Janet Yellen keeps trying to gain bargaining leverage in the debt limit debate by scaring investors with her constant chatter about a default on the debt. She wants Republicans to cave into Biden’s demands of a “clean” debt bill. This shameful fear tactic only makes it MORE likely that bondholders will get jittery and sell their Treasuries – which could raise interest rates and cost taxpayers billions of dollars. That’s exactly the panicked selling she says she’s trying to avoid.
But if she (and Biden) were pursuing the best interests of the country, she would be assuring investors that a default will NOT happen – for two reasons. First, the June 1 deadline is arbitrary and the Treasury can jigger the books — for example by shuffling around money from pension funds — so that the debt ceiling is not technically breached for perhaps many months.
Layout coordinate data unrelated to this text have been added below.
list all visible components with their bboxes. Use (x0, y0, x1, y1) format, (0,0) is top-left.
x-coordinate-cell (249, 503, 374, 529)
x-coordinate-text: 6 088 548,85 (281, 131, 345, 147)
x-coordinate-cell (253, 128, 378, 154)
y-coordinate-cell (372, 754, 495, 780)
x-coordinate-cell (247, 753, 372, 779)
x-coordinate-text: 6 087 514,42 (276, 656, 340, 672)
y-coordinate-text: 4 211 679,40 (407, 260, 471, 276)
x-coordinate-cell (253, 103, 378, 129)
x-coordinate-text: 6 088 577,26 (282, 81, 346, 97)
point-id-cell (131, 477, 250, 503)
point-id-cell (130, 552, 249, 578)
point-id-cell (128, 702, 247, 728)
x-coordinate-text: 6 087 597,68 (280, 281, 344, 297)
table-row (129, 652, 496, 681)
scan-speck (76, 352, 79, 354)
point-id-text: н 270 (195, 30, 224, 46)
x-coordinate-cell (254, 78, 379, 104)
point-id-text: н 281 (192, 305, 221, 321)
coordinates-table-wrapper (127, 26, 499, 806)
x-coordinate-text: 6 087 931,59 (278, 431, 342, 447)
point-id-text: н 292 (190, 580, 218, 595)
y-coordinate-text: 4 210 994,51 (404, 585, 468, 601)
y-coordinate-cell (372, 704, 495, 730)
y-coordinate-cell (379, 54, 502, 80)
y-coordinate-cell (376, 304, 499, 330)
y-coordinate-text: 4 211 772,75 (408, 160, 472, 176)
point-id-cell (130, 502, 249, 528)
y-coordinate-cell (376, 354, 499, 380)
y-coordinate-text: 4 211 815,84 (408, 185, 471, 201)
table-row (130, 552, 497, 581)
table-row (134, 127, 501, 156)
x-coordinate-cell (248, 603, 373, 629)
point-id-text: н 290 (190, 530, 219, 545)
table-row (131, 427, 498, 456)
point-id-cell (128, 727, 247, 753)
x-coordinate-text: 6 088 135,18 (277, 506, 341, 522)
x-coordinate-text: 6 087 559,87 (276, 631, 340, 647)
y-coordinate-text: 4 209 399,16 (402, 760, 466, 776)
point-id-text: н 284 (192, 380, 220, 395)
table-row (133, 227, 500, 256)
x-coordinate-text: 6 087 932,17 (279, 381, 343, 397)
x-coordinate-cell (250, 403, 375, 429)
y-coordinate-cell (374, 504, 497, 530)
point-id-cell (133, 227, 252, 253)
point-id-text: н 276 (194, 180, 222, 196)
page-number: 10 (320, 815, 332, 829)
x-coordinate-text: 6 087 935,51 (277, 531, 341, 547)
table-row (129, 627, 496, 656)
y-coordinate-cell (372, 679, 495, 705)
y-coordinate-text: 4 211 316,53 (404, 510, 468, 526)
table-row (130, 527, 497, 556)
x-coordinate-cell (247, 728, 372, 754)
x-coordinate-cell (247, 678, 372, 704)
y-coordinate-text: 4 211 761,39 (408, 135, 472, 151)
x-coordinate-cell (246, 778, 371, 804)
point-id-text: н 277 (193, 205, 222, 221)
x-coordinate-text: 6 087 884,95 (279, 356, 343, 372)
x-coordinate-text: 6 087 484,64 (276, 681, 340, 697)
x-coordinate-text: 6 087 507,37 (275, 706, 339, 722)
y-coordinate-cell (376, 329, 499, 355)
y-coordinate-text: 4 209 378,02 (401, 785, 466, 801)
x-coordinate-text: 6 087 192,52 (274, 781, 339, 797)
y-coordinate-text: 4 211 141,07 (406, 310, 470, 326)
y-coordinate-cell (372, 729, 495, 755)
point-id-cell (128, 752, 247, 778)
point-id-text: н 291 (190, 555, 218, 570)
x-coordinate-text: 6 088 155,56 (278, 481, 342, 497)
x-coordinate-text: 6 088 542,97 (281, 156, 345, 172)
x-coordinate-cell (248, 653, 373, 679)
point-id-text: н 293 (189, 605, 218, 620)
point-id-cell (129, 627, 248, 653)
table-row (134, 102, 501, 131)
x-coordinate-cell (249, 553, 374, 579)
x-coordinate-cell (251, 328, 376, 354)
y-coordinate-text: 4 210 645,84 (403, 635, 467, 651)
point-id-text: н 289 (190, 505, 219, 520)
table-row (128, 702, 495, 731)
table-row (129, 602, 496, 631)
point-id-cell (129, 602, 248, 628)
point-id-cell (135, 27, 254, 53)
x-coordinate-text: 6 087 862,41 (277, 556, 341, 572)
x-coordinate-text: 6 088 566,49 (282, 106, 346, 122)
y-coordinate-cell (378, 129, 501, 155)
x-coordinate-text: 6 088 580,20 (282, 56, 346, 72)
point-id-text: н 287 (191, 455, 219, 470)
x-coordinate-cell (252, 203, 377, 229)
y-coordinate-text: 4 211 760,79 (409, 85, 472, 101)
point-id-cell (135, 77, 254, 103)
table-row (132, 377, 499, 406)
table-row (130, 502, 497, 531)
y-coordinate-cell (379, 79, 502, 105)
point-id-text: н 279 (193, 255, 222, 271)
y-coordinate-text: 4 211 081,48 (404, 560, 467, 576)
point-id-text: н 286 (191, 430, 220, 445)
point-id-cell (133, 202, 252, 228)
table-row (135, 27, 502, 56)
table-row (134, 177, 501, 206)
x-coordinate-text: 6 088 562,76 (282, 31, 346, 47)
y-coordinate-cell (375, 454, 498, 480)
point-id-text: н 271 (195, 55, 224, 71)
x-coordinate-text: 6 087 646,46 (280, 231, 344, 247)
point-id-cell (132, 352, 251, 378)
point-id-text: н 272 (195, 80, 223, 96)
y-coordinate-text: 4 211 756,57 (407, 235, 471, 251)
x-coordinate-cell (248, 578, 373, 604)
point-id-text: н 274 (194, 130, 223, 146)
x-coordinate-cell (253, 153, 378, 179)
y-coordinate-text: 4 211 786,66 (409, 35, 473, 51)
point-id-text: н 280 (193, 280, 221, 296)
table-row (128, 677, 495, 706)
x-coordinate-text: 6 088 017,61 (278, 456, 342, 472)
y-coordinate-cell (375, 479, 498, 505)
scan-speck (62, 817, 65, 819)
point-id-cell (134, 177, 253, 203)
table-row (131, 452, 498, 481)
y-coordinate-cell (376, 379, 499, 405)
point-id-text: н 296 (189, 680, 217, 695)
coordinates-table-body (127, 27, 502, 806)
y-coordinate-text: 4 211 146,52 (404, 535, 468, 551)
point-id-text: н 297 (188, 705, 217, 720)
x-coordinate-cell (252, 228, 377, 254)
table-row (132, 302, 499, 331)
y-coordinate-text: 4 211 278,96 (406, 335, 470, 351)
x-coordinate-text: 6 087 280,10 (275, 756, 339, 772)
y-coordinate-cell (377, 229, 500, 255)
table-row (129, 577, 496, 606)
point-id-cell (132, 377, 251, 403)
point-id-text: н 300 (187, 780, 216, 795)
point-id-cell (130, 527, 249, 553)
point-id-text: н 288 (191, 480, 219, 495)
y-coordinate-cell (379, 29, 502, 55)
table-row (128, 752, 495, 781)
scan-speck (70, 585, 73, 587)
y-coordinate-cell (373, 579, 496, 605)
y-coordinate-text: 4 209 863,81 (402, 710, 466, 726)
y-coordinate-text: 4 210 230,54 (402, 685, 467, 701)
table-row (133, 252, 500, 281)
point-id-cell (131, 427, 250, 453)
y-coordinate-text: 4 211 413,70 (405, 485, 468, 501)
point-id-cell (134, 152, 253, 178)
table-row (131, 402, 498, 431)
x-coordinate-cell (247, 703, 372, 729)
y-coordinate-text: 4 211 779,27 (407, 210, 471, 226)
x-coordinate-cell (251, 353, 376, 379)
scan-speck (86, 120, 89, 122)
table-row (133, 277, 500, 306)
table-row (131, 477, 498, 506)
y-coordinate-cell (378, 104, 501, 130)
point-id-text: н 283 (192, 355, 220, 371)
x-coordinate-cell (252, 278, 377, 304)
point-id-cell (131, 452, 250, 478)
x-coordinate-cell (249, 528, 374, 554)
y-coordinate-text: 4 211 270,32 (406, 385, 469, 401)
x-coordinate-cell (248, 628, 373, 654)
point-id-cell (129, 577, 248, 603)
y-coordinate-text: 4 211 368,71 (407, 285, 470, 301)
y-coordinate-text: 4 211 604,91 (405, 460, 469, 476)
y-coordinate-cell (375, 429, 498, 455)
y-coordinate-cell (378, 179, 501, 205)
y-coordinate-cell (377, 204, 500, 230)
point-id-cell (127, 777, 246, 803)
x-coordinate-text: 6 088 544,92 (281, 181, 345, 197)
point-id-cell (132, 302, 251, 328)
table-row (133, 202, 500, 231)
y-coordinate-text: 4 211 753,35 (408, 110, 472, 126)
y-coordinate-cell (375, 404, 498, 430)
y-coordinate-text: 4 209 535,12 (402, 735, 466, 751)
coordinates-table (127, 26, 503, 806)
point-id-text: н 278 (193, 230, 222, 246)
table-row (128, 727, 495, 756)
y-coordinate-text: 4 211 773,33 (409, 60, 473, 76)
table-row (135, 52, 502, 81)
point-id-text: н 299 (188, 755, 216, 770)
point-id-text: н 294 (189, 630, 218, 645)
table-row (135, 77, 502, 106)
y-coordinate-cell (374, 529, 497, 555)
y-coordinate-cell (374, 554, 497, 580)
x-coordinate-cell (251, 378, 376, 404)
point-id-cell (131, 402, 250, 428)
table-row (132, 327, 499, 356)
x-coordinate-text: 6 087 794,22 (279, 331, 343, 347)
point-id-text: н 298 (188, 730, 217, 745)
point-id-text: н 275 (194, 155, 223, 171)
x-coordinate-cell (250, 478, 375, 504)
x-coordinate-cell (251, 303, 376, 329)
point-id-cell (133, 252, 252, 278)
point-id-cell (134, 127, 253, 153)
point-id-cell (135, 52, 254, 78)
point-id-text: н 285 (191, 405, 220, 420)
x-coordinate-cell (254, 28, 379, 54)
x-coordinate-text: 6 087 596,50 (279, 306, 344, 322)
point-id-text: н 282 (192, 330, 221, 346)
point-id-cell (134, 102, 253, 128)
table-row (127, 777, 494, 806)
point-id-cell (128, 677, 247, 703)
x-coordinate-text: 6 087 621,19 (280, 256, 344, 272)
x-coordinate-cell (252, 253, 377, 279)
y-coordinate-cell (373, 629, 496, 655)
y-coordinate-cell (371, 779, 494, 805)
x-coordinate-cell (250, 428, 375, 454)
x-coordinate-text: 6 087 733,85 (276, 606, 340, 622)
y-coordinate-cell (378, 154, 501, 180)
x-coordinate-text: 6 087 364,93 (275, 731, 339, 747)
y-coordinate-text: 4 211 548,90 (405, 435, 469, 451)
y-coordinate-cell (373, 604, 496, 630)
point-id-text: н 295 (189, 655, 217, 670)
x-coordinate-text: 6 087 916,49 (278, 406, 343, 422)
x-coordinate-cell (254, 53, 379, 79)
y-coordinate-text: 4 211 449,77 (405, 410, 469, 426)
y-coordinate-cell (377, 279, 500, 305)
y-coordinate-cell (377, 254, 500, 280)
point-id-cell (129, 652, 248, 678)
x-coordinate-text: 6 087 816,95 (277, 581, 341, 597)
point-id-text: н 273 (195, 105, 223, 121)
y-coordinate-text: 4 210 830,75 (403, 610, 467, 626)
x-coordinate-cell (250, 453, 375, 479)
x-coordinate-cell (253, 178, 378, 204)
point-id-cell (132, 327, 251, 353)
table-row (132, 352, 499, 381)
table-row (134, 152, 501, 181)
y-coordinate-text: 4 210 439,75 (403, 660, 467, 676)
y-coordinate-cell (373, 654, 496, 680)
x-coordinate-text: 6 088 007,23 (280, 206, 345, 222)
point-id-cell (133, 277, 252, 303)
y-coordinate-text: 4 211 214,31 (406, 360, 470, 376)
Second, even if we reach the debt ceiling, the administration has the authority to pay some bills immediately and delay other payments until later – when the stalemate is ended. As our senior fellow in economics, EJ Antoni notes in his Fox Business piece below, paying off bondholders is easy to do because interest payments are about $400 billion, but annual revenues are closer to $3 trillion – or seven times higher.
Congress can keep most agencies of the government operating because appropriations are enacted on a fiscal year basis and there is no constitutional problem of delaying some expenditures within a fiscal year; in fact, OMB has express statutory authority to do so via what is called “apportionment.” Joe was in Congress for 40 years. He should know that!